“Bullied in a Department of Defense School” by Karin Wandrei, PhD, LCSW

I was bullied throughout my school years in the 1960’s because of my height, being a nerd, having a speech defect, being physically awkward, and having poor social skills. My bullying was mostly name calling, usually while changing classes, since I never attended school events. To this day it is too painful to say out loud the names that I was called.

Department of Defense schools are different from regular public schools. Not only were kids reluctant to say anything but when their parents found out, often nothing was done by the school. Kids had to continue to see their offender every day. I never told anyone although I got along well with most of my teachers. I don’t even remember telling my Army psychiatrist about my bullying who I saw for three years after my suicide attempt.

Living on a military base had its own set of challenges. One high school would serve all of the surrounding bases in the area. My bus ride was 45 minutes across town but there were students who traveled an hour and a half to get to school. This impacted a student’s ability to get involved in any after-school activities since transportation was a big issue. It also meant that students often lived in different communities so they may not have much contact outside of school. Military life is characterized by frequent moves. You could make a friend, but they could move at any time. This was a terrible environment for kids with poor social skills. It bred the feeling of complete isolation without having much control over their environment.

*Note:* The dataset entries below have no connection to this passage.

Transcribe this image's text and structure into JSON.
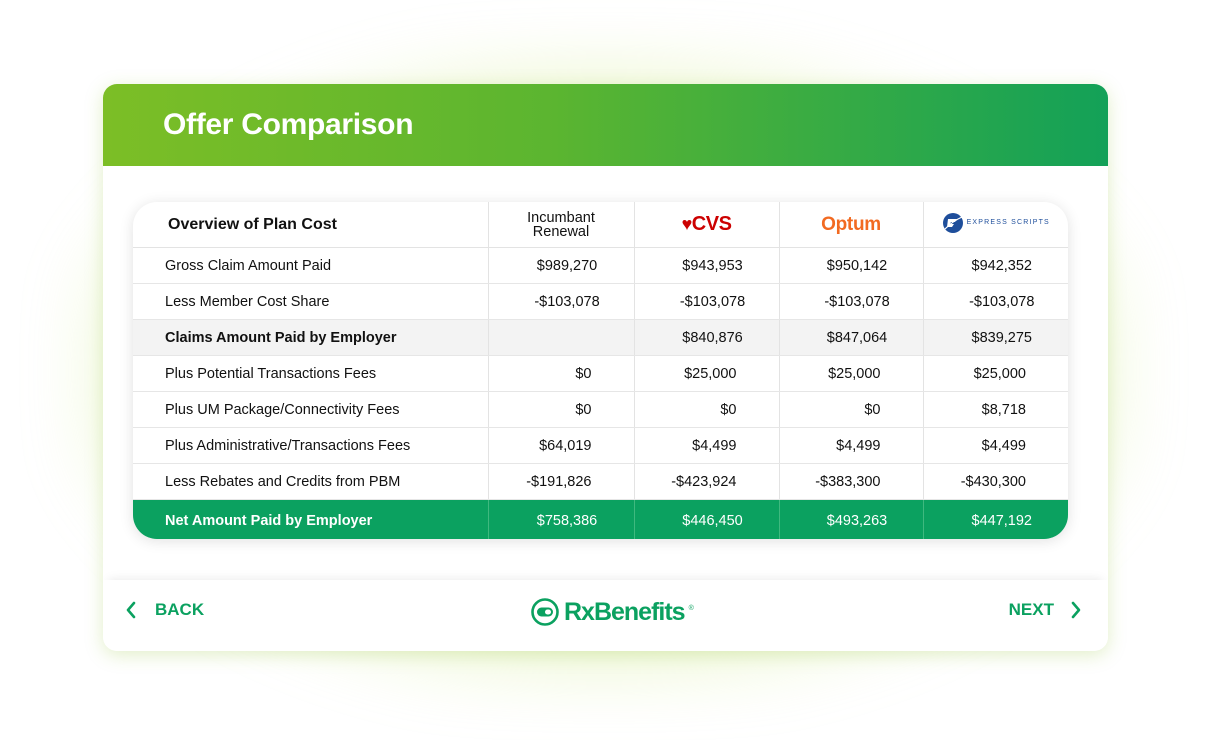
{
  "header": {
    "title": "Offer Comparison"
  },
  "table": {
    "overview_label": "Overview of Plan Cost",
    "columns": {
      "incumbent": "Incumbant Renewal",
      "cvs": "CVS",
      "optum": "Optum",
      "express_scripts": "EXPRESS SCRIPTS"
    },
    "rows": [
      {
        "label": "Gross Claim Amount Paid",
        "values": [
          "$989,270",
          "$943,953",
          "$950,142",
          "$942,352"
        ]
      },
      {
        "label": "Less Member Cost Share",
        "values": [
          "-$103,078",
          "-$103,078",
          "-$103,078",
          "-$103,078"
        ]
      },
      {
        "label": "Claims Amount Paid by Employer",
        "values": [
          "",
          "$840,876",
          "$847,064",
          "$839,275"
        ]
      },
      {
        "label": "Plus Potential Transactions Fees",
        "values": [
          "$0",
          "$25,000",
          "$25,000",
          "$25,000"
        ]
      },
      {
        "label": "Plus UM Package/Connectivity Fees",
        "values": [
          "$0",
          "$0",
          "$0",
          "$8,718"
        ]
      },
      {
        "label": "Plus Administrative/Transactions Fees",
        "values": [
          "$64,019",
          "$4,499",
          "$4,499",
          "$4,499"
        ]
      },
      {
        "label": "Less Rebates and Credits from PBM",
        "values": [
          "-$191,826",
          "-$423,924",
          "-$383,300",
          "-$430,300"
        ]
      }
    ],
    "total": {
      "label": "Net Amount Paid by Employer",
      "values": [
        "$758,386",
        "$446,450",
        "$493,263",
        "$447,192"
      ]
    }
  },
  "footer": {
    "back_label": "BACK",
    "next_label": "NEXT",
    "logo_text": "RxBenefits",
    "logo_mark": "®"
  },
  "colors": {
    "brand_green": "#0ba160",
    "header_gradient_start": "#7cbe26",
    "header_gradient_end": "#13a158",
    "cvs_red": "#cc0000",
    "optum_orange": "#f26a21",
    "express_scripts_blue": "#1e4e9b"
  },
  "icons": {
    "back": "chevron-left-icon",
    "next": "chevron-right-icon",
    "cvs": "heart-icon",
    "express_scripts": "express-scripts-logo-icon",
    "rxbenefits": "rxbenefits-logo-icon"
  }
}
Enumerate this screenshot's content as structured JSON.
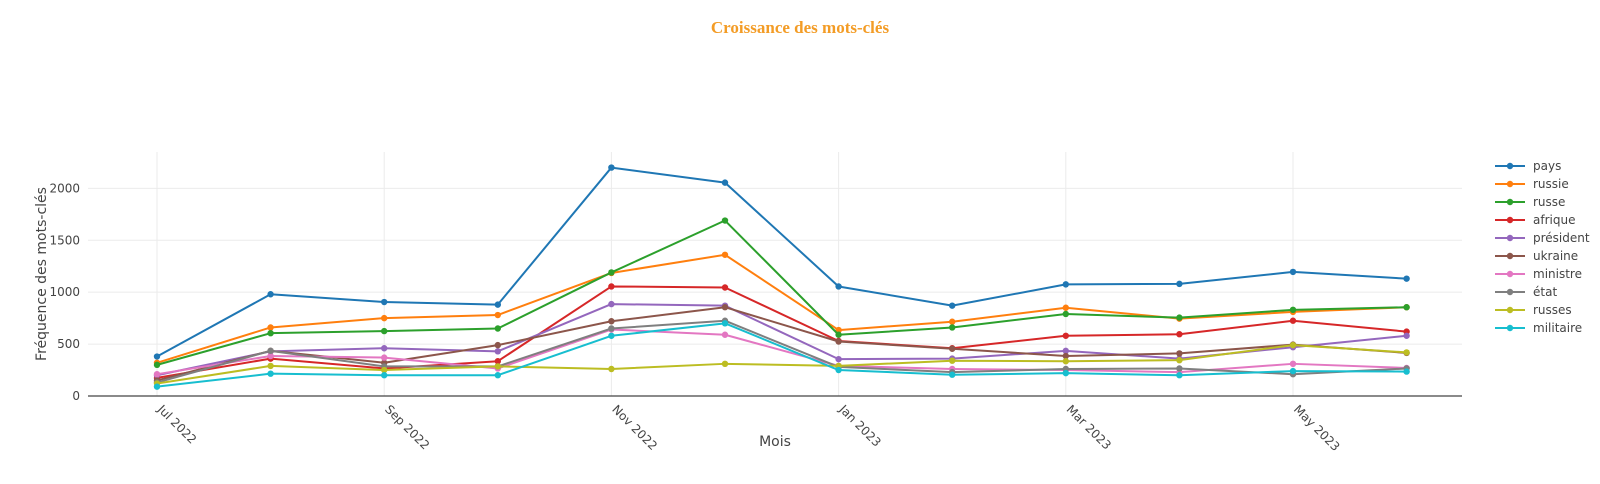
{
  "title": "Croissance des mots-clés",
  "colors": {
    "title": "#f39c26",
    "grid": "#ebebeb",
    "axis": "#444444",
    "series": [
      "#1f77b4",
      "#ff7f0e",
      "#2ca02c",
      "#d62728",
      "#9467bd",
      "#8c564b",
      "#e377c2",
      "#7f7f7f",
      "#bcbd22",
      "#17becf"
    ]
  },
  "chart_data": {
    "type": "line",
    "xlabel": "Mois",
    "ylabel": "Fréquence des mots-clés",
    "ylim": [
      0,
      2350
    ],
    "yticks": [
      0,
      500,
      1000,
      1500,
      2000
    ],
    "x": [
      "2022-07",
      "2022-08",
      "2022-09",
      "2022-10",
      "2022-11",
      "2022-12",
      "2023-01",
      "2023-02",
      "2023-03",
      "2023-04",
      "2023-05",
      "2023-06"
    ],
    "xticks": [
      {
        "month": "2022-07",
        "label": "Jul 2022"
      },
      {
        "month": "2022-09",
        "label": "Sep 2022"
      },
      {
        "month": "2022-11",
        "label": "Nov 2022"
      },
      {
        "month": "2023-01",
        "label": "Jan 2023"
      },
      {
        "month": "2023-03",
        "label": "Mar 2023"
      },
      {
        "month": "2023-05",
        "label": "May 2023"
      }
    ],
    "legend_position": "right",
    "grid": true,
    "series": [
      {
        "name": "pays",
        "values": [
          380,
          980,
          905,
          880,
          2200,
          2055,
          1055,
          870,
          1075,
          1080,
          1195,
          1130
        ]
      },
      {
        "name": "russie",
        "values": [
          320,
          660,
          750,
          780,
          1185,
          1360,
          635,
          715,
          850,
          745,
          810,
          855
        ]
      },
      {
        "name": "russe",
        "values": [
          300,
          605,
          625,
          650,
          1190,
          1690,
          590,
          660,
          790,
          755,
          830,
          855
        ]
      },
      {
        "name": "afrique",
        "values": [
          175,
          360,
          265,
          335,
          1055,
          1045,
          530,
          460,
          580,
          595,
          725,
          620
        ]
      },
      {
        "name": "président",
        "values": [
          200,
          430,
          460,
          430,
          885,
          870,
          355,
          360,
          435,
          360,
          470,
          580
        ]
      },
      {
        "name": "ukraine",
        "values": [
          150,
          435,
          320,
          490,
          720,
          855,
          525,
          455,
          385,
          410,
          495,
          415
        ]
      },
      {
        "name": "ministre",
        "values": [
          210,
          385,
          370,
          265,
          640,
          590,
          290,
          260,
          250,
          230,
          310,
          270
        ]
      },
      {
        "name": "état",
        "values": [
          130,
          435,
          285,
          285,
          650,
          725,
          280,
          230,
          260,
          265,
          210,
          265
        ]
      },
      {
        "name": "russes",
        "values": [
          120,
          290,
          250,
          285,
          260,
          310,
          290,
          340,
          335,
          345,
          490,
          420
        ]
      },
      {
        "name": "militaire",
        "values": [
          90,
          215,
          200,
          200,
          580,
          700,
          250,
          205,
          220,
          200,
          240,
          235
        ]
      }
    ]
  }
}
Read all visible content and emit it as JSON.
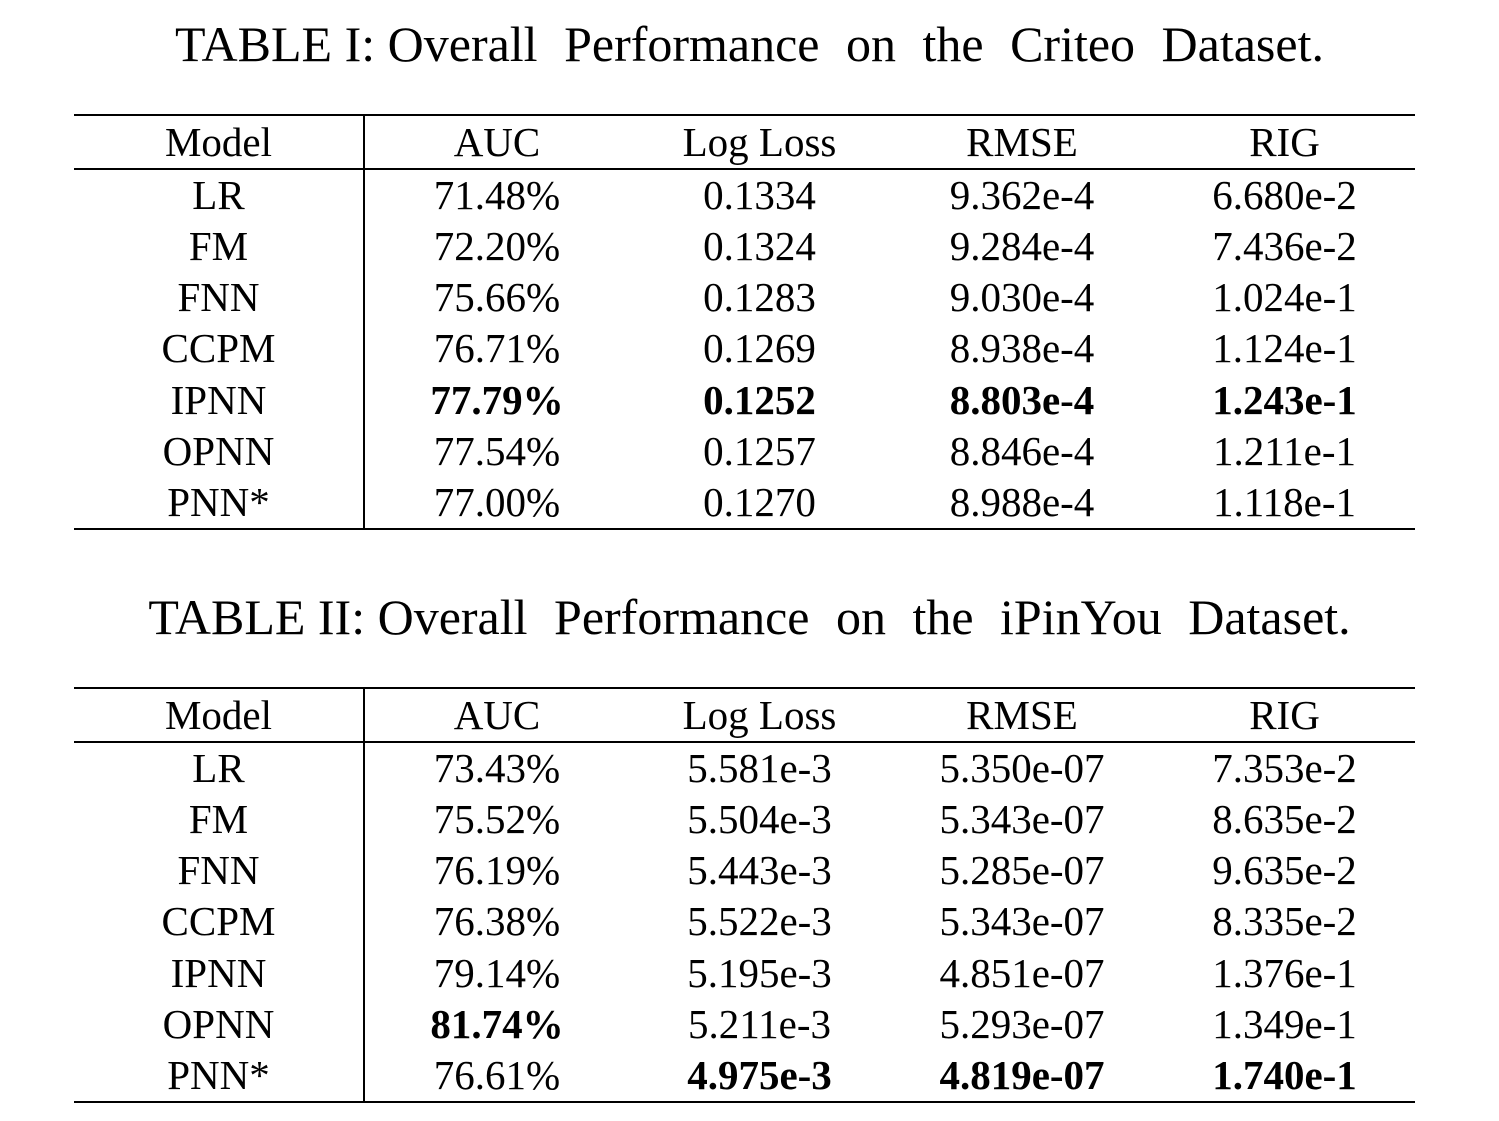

My school bus started with picking up the non-commissioned officer (NCOs) kids, then went to the housing area where the colonels lived, and then on to the generals’ and admirals’ kids. Even though we rode the same small bus, the officer’s kids ignored us. In the military, the class system is alive and well and service members wear uniforms indicating their rank. Learning this system is an important part of basic training. Military members are prohibited from socializing with higher ranking members because it would impact the all-important command structure of obeying orders that underlies military life. While it may not be a formal rule, children of enlisted personnel were subject to this same expectation because our parents couldn’t socialize. In a “he said, she said” situation involving an officer’s kid bullying a sergeant’s kid, the sergeant could put their career at risk by speaking up.

Military culture traditionally is patriarchal. Even the women in the military need to abide by this warrior culture to be successful. It values traits of traditional masculinity that can easily become toxic and lead to violence. These include not asking for help, stuffing emotions, conformity, respecting hierarchy, using dominance, even violence if necessary, and “othering” those who are different (with the unique exception of race due to desegregation that happened in 1947). Bullying is a part of basic training and you are a wimp if you can’t take it.

An excellent 2006 documentary Brats: Our Journey Home, describes the impact of this culture on kids. Military dependents, especially males, are strongly encouraged and supported into going into the military. Military families often look down on civilians because they have not chosen to serve their country. Some parents run their households like military units, as seen in the movie The Great Santini. The Brats documentary makes it clear that military culture is not conducive to what growing children need, especially girls.

Given the unique characteristics of growing up in the military, those kids who don’t fit in are at significant risk of being bullied.